Today, Pashinyan’s Civil Contract party holds a solid majority of seats in parliament. No prominent leader or organization has emerged to channel frustration over the Karabakh conflict into something politically impactful, in part because the opposition remains associated with Pashinyan’s disgraced predecessors. An early 2023 poll found widespread political disenchantment in Armenia, with 63% of respondents reporting no trust in any politician at all. That same poll found that Pashinyan and his party's approval ratings were low, under a third each, but that they were far ahead of any competitors. 

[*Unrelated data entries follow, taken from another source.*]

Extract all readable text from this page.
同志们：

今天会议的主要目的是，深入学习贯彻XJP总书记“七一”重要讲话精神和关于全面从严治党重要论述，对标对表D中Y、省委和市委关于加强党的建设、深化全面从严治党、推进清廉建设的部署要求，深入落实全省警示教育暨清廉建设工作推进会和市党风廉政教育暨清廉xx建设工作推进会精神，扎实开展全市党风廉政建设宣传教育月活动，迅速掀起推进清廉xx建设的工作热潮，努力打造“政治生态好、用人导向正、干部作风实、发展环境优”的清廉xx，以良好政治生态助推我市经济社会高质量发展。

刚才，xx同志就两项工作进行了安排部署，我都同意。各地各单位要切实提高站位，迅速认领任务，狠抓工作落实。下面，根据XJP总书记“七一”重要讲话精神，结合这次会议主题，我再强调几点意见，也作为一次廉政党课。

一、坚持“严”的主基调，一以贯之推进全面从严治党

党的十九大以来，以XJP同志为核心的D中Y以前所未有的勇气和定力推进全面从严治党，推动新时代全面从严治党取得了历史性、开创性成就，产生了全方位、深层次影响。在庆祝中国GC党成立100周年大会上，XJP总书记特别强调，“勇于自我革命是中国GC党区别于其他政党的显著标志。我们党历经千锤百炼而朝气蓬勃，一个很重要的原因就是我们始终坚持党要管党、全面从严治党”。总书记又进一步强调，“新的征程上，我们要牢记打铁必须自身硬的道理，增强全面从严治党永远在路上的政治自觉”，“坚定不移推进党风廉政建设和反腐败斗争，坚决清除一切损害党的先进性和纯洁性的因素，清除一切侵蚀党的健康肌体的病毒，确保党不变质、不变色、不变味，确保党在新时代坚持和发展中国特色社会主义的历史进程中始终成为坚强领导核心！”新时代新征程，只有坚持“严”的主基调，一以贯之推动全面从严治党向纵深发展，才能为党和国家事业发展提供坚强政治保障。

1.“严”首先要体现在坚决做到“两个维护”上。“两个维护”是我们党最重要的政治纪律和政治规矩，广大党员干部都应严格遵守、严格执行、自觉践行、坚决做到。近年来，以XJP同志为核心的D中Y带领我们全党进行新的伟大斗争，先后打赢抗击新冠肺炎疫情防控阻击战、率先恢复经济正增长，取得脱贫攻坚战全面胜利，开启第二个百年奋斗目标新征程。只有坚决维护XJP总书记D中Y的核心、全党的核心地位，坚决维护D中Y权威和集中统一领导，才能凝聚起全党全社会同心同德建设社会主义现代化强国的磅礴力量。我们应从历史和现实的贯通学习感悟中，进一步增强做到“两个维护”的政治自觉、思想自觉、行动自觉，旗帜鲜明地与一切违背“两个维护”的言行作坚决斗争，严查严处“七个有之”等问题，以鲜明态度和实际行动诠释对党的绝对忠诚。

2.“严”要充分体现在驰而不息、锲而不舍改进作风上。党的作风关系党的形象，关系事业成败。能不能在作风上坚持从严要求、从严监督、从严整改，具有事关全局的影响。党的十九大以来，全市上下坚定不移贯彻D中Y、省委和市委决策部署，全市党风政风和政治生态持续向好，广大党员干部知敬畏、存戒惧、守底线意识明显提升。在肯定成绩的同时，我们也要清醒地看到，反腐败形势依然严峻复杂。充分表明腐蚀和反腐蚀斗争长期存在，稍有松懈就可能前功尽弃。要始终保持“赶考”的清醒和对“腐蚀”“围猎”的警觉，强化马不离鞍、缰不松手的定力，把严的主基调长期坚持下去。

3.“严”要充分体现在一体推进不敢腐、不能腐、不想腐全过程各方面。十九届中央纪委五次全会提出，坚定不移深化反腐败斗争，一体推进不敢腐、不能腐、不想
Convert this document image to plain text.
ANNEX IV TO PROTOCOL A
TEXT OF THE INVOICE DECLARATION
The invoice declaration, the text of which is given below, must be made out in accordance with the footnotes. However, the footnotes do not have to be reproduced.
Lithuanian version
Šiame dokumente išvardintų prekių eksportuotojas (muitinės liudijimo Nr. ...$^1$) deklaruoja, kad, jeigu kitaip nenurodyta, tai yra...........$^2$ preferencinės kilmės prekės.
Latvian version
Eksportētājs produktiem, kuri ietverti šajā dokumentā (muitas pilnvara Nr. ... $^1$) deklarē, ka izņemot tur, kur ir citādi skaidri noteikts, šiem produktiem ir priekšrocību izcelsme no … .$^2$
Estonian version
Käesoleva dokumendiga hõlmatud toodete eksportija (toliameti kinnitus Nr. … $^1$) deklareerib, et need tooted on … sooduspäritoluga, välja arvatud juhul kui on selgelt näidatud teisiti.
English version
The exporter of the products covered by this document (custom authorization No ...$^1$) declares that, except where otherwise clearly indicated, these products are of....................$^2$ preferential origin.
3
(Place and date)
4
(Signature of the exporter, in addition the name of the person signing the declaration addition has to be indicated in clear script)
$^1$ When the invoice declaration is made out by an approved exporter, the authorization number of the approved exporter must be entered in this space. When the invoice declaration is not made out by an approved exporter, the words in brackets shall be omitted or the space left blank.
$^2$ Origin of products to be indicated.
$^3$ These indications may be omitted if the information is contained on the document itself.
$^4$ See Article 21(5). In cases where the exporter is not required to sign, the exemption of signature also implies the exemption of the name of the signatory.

More substantially, however, experts on the ground in Armenian seem to describe a kind of war-weariness or resignation about the conflict. As one Yerevan-based analyst phrased it when speaking with Radio Free Europe: “We’ve become numb.... Karabakh is important to people, but it's probably more important for those people who have a certain kind of privilege.” For Pashinyan’s working-class base, Karabakh is “just one of many issues.” According to a Yerevan journalist, many “will say [Karabakh] is an existential issue,” but when confronted by the realities of the conflict, feel that “[s]omeone else's son should go fight, not mine.” Reflecting this, the Armenian military has suffered from draft-dodging and corruption in recent years. The war in 2020 when Armenia lost the districts it occupied surrounding Karabakh and part of Karabakh itself, and not 2023 when it lost the rest of Karabakh, might have been the decisive turning point, a “shock” that forced Armenians to re-examine what they were willing to sacrifice to fight what now appeared to be a losing battle.

Therefore, it might be important to Pashinyan’s staying power that by September 2023, many Armenians simply were not willing to return to war. The proof speaks for itself: Armenians have a strong bottom-up protest culture and have mobilized en masse in the past to force governments to change course, but not this time. 

It will be two years before national elections are held in Armenia in what will be the truest test of how much the Armenian public will electorally punish Pashinyan for the loss of Karabakh. However, recent events and the lack of a viable alternative point to a steady continuation of the Civil Contract and Pashinyan’s power. By 2026, the high emotions that drove street protests in the immediate aftermath of September’s fighting might have settled even more, possibly replaced with a mix of pragmatism and resignation. However, unless a viable opposition challenger emerges, which remains possible, it will seem that September's events in Karabakh have not prompted a serious political shakeup for Yerevan.